É evidente que precisamos pensar em quais maneiras o sexo está sendo colocado, qual papel as pessoas estão desempenhando (principalmente os femininos), ou mesmo se há representação de violências para que ele ocorra, como estupros e abusos. No entanto, quando a temática faz parte da narrativa – ou existe de maneira complementar –, a experiência de poder explorar os corpos e a nudez de maneira tranquila torna-se incrível. 

Neste momento, em que estamos no mês do orgulho, é preciso pensar em quais ondas novas estamos dispostas a entrar de cabeça, deixando para trás o que nos impede de ser quem somos da maneira mais livre possível. Que nossos desejos possam florescer e encontrar caminhos abertos – ainda que estejamos em tempos difíceis com os fantasmas criados em volta do gênero, como diz Judith Butler em Quem tem medo do gênero? (2024). É preciso desafiar, coletivamente, todas as normas criadas e reforçadas na performatividade de ser mulher, homem e de ser gente nesse mundo. 

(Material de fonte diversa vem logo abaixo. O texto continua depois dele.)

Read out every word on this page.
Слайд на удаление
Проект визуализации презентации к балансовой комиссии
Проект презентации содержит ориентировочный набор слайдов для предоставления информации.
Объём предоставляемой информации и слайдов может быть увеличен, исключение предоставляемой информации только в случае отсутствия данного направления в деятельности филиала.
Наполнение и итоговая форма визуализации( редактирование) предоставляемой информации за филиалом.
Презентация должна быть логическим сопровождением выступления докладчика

A obra nacional refaz esse movimento – que, diga-se de passagem, estamos precisando, vide a onda de jovens conservadores – disruptivo e até mesmo revolucionário, de quem se coloca como quer e provoca quem ainda tem uma visão ‘ultrapassada’ das relações. As Gayvotas voaram e surfaram nessa onda com autenticidade, enfrentando diversos dilemas dessa transição entre adolescência e vida adulta que estariam adentrando, como os primeiros amores, questões financeiras e sentimentais. Tudo isso sem perder o senso de humor (um tanto quanto ácido em algumas passagens, mas maravilhoso). 

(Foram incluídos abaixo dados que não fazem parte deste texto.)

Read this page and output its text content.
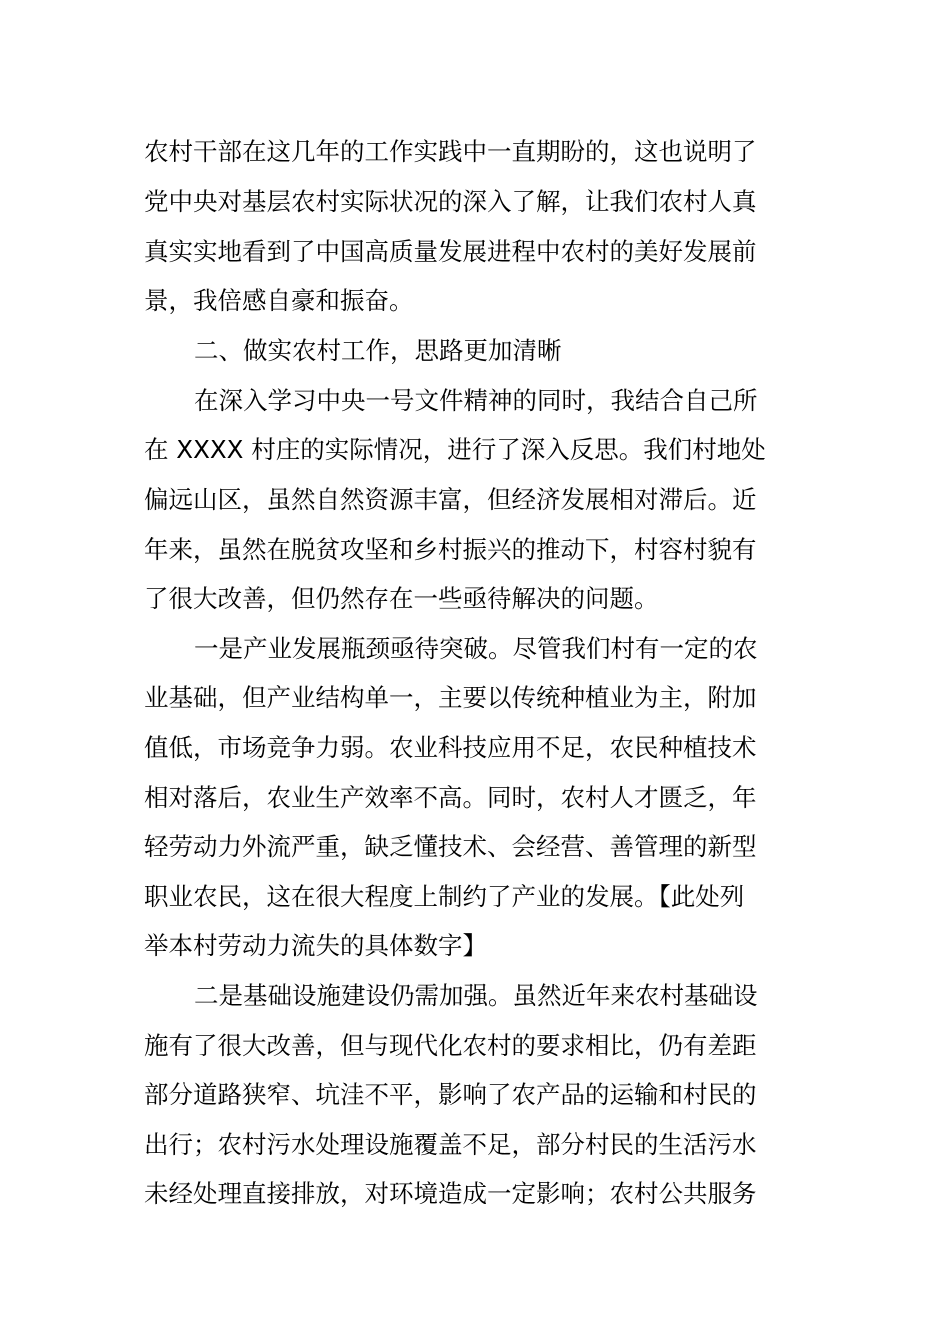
农村干部在这几年的工作实践中一直期盼的，这也说明了
党中央对基层农村实际状况的深入了解，让我们农村人真
真实实地看到了中国高质量发展进程中农村的美好发展前
景，我倍感自豪和振奋。
二、做实农村工作，思路更加清晰
在深入学习中央一号文件精神的同时，我结合自己所
在 XXXX 村庄的实际情况，进行了深入反思。我们村地处
偏远山区，虽然自然资源丰富，但经济发展相对滞后。近
年来，虽然在脱贫攻坚和乡村振兴的推动下，村容村貌有
了很大改善，但仍然存在一些亟待解决的问题。
一是产业发展瓶颈亟待突破。尽管我们村有一定的农
业基础，但产业结构单一，主要以传统种植业为主，附加
值低，市场竞争力弱。农业科技应用不足，农民种植技术
相对落后，农业生产效率不高。同时，农村人才匮乏，年
轻劳动力外流严重，缺乏懂技术、会经营、善管理的新型
职业农民，这在很大程度上制约了产业的发展。【此处列
举本村劳动力流失的具体数字】
二是基础设施建设仍需加强。虽然近年来农村基础设
施有了很大改善，但与现代化农村的要求相比，仍有差距
部分道路狭窄、坑洼不平，影响了农产品的运输和村民的
出行；农村污水处理设施覆盖不足，部分村民的生活污水
未经处理直接排放，对环境造成一定影响；农村公共服务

Time das Gayvotas e o treinador. Foto: trecho do filme 

O time feminino e o enredo tornam possível a vida de pessoas que estavam sendo condenadas nesse período histórico apenas por existirem e estarem ocupando determinados lugares – como os da arte, música e cinema. As Gayvotas dão vida ao que o regime militar gostaria de destruir, e mesmo agora, o que a extrema direita poderia classificar como “ideologia de gênero”, “mamadeira de piroca” e os tantos outros absurdos inventados. Quando, na verdade, a luta representada pelas mulheres, pessoas negras e LGBTQIAPN+ são apenas para viverem seus amores e vidas em paz – o que todos queremos e desejamos. 

Ao assistir o longa na Estação Net Rio, cinema de rua tradicional do Rio de Janeiro e que costuma trazer obras independentes e alternativas, com minha companheira naquela segunda-feira após o show de Lady Gaga, me deu gás e vontade de mais. Mais liberdade e menos impedimentos. Espero que neste junho possamos enxergar mais ondas – boas e novas – como essa, apesar de tudo.

Serviço:

Título Original: Onda Nova
Onde Assistir:
Mubi e ClaroTV+
Duração: 1h 42min (102min)
Classificação Indicativa: 18 anos (A18)
Classificação da autora:
18 anos (A18)
Justificativa:
O filme retrata cenas de sexo e linguagem explícita, uso de drogas lícitas e ilícitas.